Ok, mas você pode ser perguntar: não existe o perigo de os médicos fazerem um paciente esperar só para cumprir com a estratégia? Na resposta dos autores, e como foi verificado na própria Intermountain: não.
Isso porque os médicos estavam envolvidos no desenvolvimento da estratégia e nas métricas que iriam avaliá-la. Perceba, portanto, que a estratégia conduziu a Intermountain e as métricas foram usadas apenas como dados para mostrar que muitos pacientes passavam por intervenções desnecessárias e caras.
A reflexão que tiramos disso é que, talvez, se apenas existisse uma métrica para avaliar o número de pacientes que recebiam o tratamento após quatro semanas, os médicos poderiam mandar cada paciente com dor lombar para casa sem avaliar a real situação.

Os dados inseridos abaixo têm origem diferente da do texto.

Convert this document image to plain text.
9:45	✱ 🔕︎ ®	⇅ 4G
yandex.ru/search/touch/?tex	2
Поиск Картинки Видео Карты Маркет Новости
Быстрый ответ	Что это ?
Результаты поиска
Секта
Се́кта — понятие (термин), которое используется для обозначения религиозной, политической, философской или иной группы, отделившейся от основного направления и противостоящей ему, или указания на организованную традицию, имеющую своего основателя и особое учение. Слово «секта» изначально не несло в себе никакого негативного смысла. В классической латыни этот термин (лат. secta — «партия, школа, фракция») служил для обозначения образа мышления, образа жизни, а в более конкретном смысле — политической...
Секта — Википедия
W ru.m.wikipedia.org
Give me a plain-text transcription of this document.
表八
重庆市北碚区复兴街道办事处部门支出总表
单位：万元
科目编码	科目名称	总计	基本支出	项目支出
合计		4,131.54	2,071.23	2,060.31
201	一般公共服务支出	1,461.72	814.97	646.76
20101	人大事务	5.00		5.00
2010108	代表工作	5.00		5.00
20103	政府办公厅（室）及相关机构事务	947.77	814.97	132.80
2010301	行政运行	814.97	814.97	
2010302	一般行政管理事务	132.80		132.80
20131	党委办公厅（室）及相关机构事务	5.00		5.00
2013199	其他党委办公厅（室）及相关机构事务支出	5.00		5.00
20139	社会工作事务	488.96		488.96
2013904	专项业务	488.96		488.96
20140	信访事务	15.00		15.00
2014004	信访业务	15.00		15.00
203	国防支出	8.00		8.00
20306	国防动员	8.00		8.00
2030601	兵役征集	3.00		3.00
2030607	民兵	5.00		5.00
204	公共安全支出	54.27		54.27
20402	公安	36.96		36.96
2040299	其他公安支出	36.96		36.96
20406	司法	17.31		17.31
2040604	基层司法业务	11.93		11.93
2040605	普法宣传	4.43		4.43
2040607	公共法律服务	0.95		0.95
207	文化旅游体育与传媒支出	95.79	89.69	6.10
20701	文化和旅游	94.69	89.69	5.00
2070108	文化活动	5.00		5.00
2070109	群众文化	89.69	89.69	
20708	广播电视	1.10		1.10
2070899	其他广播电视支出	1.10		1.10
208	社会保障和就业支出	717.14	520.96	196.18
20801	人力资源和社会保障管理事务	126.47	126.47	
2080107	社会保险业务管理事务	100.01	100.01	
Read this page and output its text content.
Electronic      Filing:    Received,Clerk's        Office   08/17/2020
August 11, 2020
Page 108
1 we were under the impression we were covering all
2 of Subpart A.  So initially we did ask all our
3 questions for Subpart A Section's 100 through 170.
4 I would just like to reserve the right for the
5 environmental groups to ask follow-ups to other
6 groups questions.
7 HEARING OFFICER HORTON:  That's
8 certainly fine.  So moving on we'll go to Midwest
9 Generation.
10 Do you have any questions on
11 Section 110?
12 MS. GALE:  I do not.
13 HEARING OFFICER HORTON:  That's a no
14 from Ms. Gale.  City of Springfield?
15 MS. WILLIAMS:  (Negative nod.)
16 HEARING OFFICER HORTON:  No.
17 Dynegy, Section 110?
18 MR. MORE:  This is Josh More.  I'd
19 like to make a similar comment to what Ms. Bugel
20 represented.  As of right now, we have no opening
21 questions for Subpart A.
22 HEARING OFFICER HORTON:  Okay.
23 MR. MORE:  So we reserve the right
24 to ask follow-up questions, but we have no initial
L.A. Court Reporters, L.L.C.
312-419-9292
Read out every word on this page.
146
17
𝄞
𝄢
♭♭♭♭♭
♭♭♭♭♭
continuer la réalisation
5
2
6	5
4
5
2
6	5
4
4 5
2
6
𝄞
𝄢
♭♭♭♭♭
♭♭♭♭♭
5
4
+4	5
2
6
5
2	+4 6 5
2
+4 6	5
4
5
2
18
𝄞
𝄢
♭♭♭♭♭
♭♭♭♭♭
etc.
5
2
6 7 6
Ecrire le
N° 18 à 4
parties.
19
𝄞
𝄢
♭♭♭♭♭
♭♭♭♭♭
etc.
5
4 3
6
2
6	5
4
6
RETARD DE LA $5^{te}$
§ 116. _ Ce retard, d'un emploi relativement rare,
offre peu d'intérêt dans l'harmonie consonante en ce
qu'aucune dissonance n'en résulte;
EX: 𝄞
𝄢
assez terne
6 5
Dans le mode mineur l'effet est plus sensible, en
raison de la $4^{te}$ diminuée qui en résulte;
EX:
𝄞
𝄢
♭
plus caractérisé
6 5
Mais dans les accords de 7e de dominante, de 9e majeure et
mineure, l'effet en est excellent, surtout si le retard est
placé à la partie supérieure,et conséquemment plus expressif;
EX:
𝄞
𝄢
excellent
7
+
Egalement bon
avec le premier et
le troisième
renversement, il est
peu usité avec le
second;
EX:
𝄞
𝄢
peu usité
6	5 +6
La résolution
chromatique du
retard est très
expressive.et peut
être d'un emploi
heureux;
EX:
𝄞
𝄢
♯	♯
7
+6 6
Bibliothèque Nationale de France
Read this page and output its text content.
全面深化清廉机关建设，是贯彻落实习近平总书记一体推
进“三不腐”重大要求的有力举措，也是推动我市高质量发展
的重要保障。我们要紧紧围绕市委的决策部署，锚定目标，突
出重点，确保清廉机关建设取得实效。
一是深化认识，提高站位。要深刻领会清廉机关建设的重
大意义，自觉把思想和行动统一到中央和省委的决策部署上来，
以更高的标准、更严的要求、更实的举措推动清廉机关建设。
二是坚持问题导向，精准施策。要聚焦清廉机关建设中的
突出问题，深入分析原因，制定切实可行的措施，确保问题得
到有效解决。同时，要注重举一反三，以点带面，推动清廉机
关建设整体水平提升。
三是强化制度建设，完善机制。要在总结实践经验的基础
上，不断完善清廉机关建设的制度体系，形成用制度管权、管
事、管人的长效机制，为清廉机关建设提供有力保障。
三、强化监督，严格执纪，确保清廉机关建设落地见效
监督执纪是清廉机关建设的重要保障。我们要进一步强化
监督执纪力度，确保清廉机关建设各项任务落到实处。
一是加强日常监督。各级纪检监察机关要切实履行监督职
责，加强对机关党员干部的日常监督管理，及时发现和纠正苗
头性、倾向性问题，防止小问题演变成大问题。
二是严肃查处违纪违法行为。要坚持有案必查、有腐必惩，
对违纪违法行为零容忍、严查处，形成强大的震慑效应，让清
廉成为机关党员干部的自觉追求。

Mas como existia uma estratégia por trás, os profissionais entendiam o motivo de fazerem isso, e sabiam que para alguns pacientes – por exemplo aqueles que esperavam um mês antes de consultar o médico – o tratamento imediato era justificado.
Muitas empresas nem se deram conta de que métricas destroem estratégia quando induzem algum nível de comportamento. Portanto, a sugestão que damos vem do artigo Don’t Let Metrics Undermine Your Business: em primeiro lugar, analise quais métricas na sua empresa podem ser mais propensas a induzirem um comportamento errado e considere onde elas podem causar mais danos.
Em seguida, observe se sua organização está sendo direcionada para o cumprimento de metas e está deixando de lado a estratégia. Se esse for o caso, quem sabe não seja a hora de mudar sua relação com as métricas e dar mais ênfase para o cumprimento da estratégia? Em outras palavras: que tal prevenir a doença ao invés de tratar seus sintomas?